Tuesday, August 30, 2011

Shaking off the "Shoulds"

I just read an interview of Amy Finley by Jennifer Merritt on iVillage. Amy Finley was the winner of "The Next Food Network Star" in 2007 on the Food Network, and was set up for her own show. Citing a "family crisis" she left her show. In summary, the interview focuses on her reasons for leaving this life changing opportunity, and what she is doing now.

The one statement that grabbed my attention was her reason for auditioning for the competition at the beginning. She states, "I was feeling lost in the period of stay-at-home parenthood, when you’re in a panic about who you are." The whole interview is interesting and I admire her for her values and priorities, but really identify with that lost and panicky feeling she had.

http://www.ivillage.com/amy-finley-interview-how-eat-small-country/3-a-355111

The lost panicky feeling has cropped up for me, not due to being a stay-at-home mom, but in the responsibilities of helping an aging parent and a handicapped son.

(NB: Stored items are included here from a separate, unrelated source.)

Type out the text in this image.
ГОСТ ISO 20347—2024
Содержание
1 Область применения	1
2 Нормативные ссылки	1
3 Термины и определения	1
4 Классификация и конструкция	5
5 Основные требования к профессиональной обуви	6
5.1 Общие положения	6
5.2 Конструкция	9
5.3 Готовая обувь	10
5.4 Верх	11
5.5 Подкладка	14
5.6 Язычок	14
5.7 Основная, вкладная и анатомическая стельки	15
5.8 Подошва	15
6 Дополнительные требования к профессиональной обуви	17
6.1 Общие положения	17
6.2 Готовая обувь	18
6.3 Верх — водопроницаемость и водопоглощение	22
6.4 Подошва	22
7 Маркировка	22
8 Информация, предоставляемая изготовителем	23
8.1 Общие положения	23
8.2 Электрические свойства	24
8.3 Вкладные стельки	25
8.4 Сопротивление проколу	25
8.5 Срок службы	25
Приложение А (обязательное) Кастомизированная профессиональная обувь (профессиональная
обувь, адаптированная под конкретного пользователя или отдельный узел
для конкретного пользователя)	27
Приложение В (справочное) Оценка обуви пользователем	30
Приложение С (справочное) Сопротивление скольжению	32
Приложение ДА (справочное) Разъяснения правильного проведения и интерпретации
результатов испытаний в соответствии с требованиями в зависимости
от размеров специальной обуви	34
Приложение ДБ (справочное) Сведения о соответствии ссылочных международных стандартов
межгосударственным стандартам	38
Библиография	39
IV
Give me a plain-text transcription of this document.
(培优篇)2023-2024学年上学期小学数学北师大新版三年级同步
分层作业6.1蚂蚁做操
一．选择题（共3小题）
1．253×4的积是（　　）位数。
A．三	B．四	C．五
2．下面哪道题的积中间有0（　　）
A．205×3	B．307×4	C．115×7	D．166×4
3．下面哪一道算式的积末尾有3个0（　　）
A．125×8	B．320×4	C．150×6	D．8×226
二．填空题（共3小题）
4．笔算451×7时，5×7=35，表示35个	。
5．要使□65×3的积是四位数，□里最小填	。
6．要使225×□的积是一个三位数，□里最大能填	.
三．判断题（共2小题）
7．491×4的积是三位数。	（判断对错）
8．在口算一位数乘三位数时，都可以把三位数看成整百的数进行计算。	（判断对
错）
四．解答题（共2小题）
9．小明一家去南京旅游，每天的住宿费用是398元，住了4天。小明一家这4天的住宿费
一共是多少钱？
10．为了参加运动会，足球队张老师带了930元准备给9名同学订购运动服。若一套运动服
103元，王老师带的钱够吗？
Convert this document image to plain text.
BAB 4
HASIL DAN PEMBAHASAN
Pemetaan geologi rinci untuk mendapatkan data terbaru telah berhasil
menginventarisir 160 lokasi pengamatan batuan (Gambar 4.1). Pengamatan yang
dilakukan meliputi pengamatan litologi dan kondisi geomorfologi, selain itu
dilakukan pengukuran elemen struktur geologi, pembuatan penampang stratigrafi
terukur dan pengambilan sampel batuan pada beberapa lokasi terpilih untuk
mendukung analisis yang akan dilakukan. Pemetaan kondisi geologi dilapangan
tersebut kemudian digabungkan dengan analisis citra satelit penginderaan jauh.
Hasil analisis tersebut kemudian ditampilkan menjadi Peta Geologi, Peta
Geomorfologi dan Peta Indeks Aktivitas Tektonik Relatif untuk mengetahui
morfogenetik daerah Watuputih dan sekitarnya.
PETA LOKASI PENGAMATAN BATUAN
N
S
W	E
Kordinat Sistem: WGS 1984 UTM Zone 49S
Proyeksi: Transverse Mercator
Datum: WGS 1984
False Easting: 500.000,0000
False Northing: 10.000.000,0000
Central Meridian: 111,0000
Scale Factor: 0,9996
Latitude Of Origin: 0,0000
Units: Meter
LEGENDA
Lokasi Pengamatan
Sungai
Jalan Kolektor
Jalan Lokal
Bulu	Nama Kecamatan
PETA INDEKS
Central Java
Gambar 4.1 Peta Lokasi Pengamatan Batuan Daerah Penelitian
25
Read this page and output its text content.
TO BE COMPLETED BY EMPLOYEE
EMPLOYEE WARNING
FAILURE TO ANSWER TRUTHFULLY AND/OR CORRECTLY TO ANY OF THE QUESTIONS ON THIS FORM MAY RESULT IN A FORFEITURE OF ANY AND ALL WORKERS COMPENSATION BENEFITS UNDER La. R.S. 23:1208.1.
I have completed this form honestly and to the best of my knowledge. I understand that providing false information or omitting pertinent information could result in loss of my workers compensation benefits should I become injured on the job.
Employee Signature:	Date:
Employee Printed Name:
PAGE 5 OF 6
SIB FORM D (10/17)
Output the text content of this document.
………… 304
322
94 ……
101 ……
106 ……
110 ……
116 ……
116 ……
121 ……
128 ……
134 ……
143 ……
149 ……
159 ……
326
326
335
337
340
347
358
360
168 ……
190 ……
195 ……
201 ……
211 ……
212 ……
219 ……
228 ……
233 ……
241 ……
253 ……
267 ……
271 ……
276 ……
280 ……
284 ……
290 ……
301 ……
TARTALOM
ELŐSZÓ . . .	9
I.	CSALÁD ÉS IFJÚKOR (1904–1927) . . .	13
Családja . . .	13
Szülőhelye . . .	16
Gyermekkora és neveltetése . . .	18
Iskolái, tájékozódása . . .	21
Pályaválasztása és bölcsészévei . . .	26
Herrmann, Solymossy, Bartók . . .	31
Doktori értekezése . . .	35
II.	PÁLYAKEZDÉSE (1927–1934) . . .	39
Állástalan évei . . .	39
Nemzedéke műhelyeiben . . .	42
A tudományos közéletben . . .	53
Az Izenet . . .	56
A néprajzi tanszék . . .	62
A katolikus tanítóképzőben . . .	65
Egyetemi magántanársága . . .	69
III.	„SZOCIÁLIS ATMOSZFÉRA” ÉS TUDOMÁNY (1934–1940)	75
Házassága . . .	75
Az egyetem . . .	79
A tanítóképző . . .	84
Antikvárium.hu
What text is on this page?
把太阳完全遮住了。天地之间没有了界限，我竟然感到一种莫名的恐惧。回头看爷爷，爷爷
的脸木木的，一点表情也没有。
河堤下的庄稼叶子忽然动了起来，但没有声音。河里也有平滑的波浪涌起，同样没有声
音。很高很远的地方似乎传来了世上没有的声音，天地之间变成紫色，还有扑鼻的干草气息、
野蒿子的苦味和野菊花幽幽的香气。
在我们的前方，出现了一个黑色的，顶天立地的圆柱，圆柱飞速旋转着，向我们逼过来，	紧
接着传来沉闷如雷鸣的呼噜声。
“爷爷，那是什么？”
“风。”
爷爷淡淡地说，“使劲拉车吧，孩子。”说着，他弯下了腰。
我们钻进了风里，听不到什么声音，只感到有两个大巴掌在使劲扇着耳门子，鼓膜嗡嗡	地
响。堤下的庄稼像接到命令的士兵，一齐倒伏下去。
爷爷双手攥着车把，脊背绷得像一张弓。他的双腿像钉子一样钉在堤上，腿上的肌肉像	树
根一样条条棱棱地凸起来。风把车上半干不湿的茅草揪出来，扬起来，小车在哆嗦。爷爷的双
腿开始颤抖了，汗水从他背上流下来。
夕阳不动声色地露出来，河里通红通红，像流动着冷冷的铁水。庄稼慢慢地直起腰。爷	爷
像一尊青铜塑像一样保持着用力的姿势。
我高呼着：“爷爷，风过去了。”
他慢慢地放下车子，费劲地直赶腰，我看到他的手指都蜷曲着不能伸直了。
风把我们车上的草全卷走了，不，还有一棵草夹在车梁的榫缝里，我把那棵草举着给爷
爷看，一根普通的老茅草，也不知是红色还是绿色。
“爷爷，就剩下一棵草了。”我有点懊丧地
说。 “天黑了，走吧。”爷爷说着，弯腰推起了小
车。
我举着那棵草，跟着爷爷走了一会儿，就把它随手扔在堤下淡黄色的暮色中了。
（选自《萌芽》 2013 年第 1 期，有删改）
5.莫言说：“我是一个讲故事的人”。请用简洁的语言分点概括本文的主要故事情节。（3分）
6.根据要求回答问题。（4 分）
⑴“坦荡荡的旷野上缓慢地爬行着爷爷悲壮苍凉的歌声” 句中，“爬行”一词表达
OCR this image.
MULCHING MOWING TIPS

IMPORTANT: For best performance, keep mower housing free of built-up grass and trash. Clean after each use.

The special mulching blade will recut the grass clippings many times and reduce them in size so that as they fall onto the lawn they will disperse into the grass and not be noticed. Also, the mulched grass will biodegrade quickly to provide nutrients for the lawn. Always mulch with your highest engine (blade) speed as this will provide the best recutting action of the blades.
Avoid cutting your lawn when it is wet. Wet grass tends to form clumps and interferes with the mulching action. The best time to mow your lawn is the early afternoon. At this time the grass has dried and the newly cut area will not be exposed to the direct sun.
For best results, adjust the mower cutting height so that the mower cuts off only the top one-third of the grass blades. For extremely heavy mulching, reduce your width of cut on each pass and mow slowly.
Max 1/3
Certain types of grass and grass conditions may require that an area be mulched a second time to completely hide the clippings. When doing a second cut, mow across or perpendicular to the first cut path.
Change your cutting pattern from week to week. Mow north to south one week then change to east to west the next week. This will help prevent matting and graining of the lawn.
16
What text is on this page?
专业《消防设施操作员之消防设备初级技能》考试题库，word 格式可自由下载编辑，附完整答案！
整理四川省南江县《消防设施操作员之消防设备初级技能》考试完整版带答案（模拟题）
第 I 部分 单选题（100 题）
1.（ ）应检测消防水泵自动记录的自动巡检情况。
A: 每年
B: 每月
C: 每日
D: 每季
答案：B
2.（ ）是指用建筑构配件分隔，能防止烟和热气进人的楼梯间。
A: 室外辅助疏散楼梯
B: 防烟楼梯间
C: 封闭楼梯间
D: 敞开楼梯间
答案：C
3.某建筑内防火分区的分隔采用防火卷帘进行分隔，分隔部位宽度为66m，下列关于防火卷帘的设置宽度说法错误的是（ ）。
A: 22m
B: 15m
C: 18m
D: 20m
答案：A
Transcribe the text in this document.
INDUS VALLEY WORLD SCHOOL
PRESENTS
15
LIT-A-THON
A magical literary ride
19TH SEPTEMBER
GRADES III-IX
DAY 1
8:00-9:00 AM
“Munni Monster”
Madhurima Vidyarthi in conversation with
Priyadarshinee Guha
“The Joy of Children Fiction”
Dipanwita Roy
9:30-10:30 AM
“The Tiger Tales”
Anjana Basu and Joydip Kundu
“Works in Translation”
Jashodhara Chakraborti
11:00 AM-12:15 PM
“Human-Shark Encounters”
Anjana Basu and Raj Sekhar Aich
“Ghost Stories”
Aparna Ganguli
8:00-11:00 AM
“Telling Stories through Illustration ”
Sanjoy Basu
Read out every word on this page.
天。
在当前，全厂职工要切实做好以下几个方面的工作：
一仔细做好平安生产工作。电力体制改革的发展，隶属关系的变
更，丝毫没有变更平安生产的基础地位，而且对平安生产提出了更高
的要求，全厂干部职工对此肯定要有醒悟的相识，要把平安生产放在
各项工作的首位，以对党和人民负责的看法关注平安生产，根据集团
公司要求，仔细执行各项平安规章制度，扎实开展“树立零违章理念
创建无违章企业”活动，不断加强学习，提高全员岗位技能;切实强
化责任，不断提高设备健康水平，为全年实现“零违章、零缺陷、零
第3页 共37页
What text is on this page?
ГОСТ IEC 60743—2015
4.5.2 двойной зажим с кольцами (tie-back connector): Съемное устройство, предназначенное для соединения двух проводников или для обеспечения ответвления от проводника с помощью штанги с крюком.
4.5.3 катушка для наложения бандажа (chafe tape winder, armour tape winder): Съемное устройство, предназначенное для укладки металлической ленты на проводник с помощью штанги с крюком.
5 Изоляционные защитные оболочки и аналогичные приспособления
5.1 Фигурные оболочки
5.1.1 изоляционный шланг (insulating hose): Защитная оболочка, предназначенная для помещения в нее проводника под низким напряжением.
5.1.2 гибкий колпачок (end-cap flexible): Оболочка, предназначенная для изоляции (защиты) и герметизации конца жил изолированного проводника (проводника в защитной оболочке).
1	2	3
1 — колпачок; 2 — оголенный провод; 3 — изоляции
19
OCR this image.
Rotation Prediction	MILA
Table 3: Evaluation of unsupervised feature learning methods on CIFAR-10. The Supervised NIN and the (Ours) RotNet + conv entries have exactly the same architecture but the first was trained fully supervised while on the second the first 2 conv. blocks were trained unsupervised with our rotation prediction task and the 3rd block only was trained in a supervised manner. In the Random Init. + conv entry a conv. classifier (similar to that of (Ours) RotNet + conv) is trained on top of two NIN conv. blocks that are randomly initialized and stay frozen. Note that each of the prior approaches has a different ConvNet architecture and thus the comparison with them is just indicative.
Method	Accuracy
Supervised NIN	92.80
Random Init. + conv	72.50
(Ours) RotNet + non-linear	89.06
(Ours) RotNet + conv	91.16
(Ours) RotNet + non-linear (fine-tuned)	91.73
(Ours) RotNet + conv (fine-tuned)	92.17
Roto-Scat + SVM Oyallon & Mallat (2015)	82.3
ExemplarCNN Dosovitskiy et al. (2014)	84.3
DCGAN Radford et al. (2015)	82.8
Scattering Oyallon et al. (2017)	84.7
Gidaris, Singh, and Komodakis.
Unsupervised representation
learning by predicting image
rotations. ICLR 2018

I've sort of buried myself in my computer and housework since I retired about 6 years ago, partly because my self-image was so glued to my occupation. I was just beginning to come out of this land of "who am I really?", when Mom started having more needs for help. Like Amy Finley, my family is more important to me than anything, but I am finding it necessary to find and keep my own identity alive apart from being a caretaker. It's a process, and I am determined to consciously make time to do "my own thing" each day rather than let the hours get swallowed up in caretaking, housework or mindless computer time. I sure don't have a handle on that ideal yet, but I really want to get some creative projects back into my life. I have taken up crocheting again and I want to resume painting and writing - just for me. It's just another one of those things that we have to figure out as we go, but not get sidetracked by the "shoulds". You know - the "I should be doing this (or that)" thing. Then there are the "have to" things, but that's another level to deal with.

Well, that's enough for today's introspection. I should be vacumning the floors, doing laundry and have to meet with the auctioneer this afternoon about Mom's estate auction.

1 comment:

  1. I love the way you write. I get it..and hope you really do find a way to incorporate your 'me time' into each day. You're worth figuring it out!